Financial ETFs In Focus
Investors who overweighted the financial sector at the start of 2010 have been handsomely rewarded, as this sector has continued to claw its way back to pre-recession levels. But there are now some speed bumps ahead, and regulatory developments unfolding in coming weeks could have a major impact on the future of the industry. Three ETFs that could be in focus as the showdown on Capitol Hill plays out are presented below (see all ETFs in the Financials ETFdb Category).
- Financials Select Sector SPDR (XLF): This ETF’s major holdings include all of the big derivatives traders; the “big five” account for more than 30% of fund assets. XLF has been one of the top performers among the nine sector SPDRs over the last year, and is up nearly 20% in 2010. If the financial overhaul plays out as Democrats are proposing, the earnings of XLF could take a hit.
- iShares Dow Jones U.S. Financials Index Fund (IYG): This ETF tracks the performance of the Dow Jones U.S. Financials Index, a benchmark similar to the index underlying XLF. The two primary differences between IYG and XLF are expense ratio (IYG charges 0.48%, while XLF charges 0.21%) and depth of holdings (IYG has 120 holdings while XLF has about 81).

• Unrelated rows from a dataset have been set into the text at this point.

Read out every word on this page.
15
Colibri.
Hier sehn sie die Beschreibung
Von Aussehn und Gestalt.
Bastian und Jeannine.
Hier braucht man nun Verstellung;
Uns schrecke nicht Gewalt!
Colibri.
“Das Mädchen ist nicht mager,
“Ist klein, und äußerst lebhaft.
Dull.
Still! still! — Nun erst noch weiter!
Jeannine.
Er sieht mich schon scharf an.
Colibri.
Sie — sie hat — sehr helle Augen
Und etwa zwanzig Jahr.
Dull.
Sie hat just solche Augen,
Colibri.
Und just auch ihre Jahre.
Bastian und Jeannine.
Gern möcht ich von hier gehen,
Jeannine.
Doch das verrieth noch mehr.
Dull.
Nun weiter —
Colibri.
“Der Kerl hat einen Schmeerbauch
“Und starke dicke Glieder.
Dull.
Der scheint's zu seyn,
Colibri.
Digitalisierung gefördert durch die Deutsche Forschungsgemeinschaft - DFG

- Claymore/Beacon Global Exchanges, Brokers & Asset Managers Index ETF (EXB): One of the longer-winded ETFs, EXB tracks an index that includes some of the largest exchanges in the world. If derivatives trading is pushed into the public eye, these companies could be one of the primary beneficiaries. Such a move likely wouldn’t have a major impact on EXB, but could give a slight boost.
Inverse & Leveraged Options
For investors looking to gain inverse exposure to the financial sector, there are a number of ETF options. The ProShares Short Financials (SEF) is designed to deliver daily returns equal to the inverse of the daily return on the Dow Jones U.S. Financials Index, while SKF offers 2x leveraged exposure to the same index. For investors looking for even greater volatility, the Direxion Daily Financials Bear 3x Shares (FAZ) seeks to deliver daily returns equal to -300% of the daily change in the Russell 1000 Financial Services Index.
Disclosure: No positions at time of writing.